Can you keep a car without insurance?
Yes, but be aware of your risks. While you probably won’t require collision insurance, it’s smart to keep comprehensive insurance on your vehicle to protect it from vandalism, falling trees, and other risks associated with a parked car.
Driving without a license
In Ontario, you’ll face fines of $200 to $1,000. Driving without a license in Alberta is a $2,000 fine, and you could also face jail time of 14 days to 6 months. In BC, it’s a $500 charge and up to 6 months in jail for a first offence. So, while driving without insurance is a significant risk, so is driving without a license.

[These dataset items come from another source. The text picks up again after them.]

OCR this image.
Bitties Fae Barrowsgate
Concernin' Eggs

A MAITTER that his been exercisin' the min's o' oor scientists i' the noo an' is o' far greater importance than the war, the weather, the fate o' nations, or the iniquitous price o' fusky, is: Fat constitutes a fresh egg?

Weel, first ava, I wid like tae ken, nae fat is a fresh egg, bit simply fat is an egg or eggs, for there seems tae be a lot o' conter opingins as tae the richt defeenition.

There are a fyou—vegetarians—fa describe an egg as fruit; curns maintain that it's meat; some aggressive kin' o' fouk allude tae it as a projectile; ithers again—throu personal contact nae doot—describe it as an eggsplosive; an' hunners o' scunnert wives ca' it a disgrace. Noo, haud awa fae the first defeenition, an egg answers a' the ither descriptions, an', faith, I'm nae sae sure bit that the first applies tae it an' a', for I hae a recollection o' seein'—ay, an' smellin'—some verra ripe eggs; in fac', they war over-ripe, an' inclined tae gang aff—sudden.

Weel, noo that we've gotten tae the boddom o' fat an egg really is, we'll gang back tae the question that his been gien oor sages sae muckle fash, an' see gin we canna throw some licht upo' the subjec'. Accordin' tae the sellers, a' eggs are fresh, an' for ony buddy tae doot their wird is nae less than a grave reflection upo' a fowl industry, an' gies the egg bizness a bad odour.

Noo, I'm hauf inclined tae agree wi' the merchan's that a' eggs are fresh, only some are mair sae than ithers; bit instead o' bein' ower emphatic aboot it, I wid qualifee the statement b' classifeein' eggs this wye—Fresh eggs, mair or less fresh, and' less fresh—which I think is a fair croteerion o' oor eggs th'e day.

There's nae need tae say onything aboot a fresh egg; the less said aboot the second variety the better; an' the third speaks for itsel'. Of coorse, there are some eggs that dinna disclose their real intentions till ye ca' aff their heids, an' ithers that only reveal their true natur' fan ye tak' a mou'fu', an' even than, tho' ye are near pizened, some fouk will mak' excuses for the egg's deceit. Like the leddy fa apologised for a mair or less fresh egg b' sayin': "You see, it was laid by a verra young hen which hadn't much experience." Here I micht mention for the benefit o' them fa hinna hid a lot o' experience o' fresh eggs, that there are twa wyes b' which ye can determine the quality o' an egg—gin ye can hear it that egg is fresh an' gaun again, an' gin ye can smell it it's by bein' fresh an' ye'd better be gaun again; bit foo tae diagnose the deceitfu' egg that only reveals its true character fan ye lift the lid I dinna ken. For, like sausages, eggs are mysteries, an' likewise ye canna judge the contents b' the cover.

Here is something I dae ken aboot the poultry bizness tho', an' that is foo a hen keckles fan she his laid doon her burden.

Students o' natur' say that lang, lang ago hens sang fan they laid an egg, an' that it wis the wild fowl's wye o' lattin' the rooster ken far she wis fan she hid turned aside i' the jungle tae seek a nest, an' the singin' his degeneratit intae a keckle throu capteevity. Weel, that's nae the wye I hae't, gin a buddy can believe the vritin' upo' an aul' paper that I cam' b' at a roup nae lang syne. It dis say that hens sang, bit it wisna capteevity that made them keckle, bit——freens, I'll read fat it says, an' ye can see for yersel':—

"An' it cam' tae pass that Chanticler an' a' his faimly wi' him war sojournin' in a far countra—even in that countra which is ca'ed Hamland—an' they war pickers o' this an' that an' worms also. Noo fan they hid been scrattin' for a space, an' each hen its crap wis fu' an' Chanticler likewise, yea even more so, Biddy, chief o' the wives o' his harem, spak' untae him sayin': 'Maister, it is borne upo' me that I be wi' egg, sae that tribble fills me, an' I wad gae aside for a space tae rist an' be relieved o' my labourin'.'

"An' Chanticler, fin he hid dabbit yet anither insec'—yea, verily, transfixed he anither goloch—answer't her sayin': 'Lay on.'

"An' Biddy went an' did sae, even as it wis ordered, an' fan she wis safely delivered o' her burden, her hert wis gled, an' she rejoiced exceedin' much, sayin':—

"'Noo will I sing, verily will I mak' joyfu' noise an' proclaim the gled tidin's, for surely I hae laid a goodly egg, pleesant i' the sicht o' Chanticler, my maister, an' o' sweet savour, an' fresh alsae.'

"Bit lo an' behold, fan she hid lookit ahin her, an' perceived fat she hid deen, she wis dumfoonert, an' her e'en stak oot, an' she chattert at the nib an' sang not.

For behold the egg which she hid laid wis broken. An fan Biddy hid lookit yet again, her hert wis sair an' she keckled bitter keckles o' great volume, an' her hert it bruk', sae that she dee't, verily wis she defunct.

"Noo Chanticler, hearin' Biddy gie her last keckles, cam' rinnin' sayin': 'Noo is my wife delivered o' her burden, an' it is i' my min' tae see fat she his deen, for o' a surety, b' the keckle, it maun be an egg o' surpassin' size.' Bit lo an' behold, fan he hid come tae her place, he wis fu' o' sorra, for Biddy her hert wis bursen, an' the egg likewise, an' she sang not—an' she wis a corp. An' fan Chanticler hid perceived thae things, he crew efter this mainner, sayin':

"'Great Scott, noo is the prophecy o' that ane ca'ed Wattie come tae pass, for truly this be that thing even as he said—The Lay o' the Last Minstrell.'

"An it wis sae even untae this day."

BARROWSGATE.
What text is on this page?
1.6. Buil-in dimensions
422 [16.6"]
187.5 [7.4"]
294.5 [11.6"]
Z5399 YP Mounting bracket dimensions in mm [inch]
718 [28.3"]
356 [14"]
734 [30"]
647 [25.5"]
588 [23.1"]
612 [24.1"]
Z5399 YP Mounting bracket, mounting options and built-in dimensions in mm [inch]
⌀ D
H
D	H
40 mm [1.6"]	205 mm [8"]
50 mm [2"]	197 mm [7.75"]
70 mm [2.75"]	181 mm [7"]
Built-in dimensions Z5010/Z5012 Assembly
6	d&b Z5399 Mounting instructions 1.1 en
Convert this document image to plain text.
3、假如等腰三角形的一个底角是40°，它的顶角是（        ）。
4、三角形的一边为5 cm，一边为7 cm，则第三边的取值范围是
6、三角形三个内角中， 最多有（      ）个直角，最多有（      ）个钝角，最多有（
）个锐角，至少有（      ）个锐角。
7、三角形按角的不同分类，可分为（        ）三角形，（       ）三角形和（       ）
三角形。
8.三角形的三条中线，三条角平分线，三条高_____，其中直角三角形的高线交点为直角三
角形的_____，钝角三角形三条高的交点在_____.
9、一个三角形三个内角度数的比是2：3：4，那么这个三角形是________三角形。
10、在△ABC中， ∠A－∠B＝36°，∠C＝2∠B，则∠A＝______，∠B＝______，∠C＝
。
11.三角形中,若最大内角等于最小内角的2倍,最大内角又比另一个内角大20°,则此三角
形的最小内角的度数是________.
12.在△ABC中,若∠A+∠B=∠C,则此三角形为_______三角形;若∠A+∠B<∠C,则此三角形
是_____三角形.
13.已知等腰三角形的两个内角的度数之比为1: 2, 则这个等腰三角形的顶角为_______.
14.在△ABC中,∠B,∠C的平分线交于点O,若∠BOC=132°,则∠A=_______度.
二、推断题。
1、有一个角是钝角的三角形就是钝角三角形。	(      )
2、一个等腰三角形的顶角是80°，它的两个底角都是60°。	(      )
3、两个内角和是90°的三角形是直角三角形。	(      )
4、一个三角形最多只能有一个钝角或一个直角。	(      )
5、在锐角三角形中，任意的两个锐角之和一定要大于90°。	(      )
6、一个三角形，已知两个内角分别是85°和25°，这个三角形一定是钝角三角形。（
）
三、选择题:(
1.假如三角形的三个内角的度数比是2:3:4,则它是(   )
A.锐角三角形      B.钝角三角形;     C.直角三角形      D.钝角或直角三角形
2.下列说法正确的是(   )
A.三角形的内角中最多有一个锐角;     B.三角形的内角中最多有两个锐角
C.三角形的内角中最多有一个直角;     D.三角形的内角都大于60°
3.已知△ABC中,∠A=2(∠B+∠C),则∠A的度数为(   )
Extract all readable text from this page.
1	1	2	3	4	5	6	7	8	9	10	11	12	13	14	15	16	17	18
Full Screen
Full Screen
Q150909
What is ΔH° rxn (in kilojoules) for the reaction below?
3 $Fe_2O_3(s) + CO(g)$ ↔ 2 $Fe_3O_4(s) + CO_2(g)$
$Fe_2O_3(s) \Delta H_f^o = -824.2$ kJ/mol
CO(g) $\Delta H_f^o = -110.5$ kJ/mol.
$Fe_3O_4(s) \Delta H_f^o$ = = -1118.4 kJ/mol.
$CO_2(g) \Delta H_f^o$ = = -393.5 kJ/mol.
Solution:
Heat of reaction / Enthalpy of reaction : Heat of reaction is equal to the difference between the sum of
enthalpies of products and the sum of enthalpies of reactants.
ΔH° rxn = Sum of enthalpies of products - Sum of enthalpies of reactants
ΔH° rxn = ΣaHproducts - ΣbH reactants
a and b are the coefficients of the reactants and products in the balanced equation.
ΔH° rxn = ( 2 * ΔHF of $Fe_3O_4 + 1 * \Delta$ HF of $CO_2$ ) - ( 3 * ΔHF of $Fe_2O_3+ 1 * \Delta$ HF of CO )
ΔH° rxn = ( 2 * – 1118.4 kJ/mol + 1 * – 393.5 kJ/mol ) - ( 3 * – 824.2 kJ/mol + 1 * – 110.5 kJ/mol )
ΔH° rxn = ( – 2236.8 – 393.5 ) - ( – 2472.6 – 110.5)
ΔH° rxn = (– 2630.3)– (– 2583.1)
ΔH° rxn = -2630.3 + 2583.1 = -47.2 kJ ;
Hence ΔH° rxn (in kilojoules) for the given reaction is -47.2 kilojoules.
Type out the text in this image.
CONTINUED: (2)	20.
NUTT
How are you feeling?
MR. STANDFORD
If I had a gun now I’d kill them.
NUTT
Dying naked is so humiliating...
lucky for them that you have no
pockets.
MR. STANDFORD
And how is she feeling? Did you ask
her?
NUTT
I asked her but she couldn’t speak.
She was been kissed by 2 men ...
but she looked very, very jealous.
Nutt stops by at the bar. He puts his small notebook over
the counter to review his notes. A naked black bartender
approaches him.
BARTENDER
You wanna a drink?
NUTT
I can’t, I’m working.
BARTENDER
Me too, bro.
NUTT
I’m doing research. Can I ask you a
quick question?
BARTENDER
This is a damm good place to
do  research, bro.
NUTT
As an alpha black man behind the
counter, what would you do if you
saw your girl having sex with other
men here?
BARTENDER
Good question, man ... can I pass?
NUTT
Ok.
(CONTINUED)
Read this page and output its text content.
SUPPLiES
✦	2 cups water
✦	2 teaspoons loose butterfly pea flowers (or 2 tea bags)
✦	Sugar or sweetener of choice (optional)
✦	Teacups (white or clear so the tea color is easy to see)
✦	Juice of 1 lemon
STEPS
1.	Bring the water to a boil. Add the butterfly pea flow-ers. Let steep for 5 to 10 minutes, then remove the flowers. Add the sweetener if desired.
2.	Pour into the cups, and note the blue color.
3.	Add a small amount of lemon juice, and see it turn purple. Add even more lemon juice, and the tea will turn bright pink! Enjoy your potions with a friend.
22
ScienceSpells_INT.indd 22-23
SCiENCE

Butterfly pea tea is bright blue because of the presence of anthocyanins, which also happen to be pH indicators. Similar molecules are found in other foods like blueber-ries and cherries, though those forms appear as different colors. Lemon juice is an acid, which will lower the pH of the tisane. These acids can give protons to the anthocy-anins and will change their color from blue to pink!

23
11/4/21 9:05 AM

So, don’t drive without a license, either.
The bottom line
Driving without insurance is not a risk worth taking. We already laid out the fines and penalties. If you get into an accident without insurance, you’ll be held responsible for paying for the repairs to your car, the cost of any medical bills. If you’re found at fault, you’ll also be liable for any resulting charges. The charges could be the person’s vehicle, their medical expenses, but also replacing their income if they’re unable to return to work. Finally, trying to get insurance afterwards, and, well, let’s just say, you won’t be getting any cheap car insurance quotes.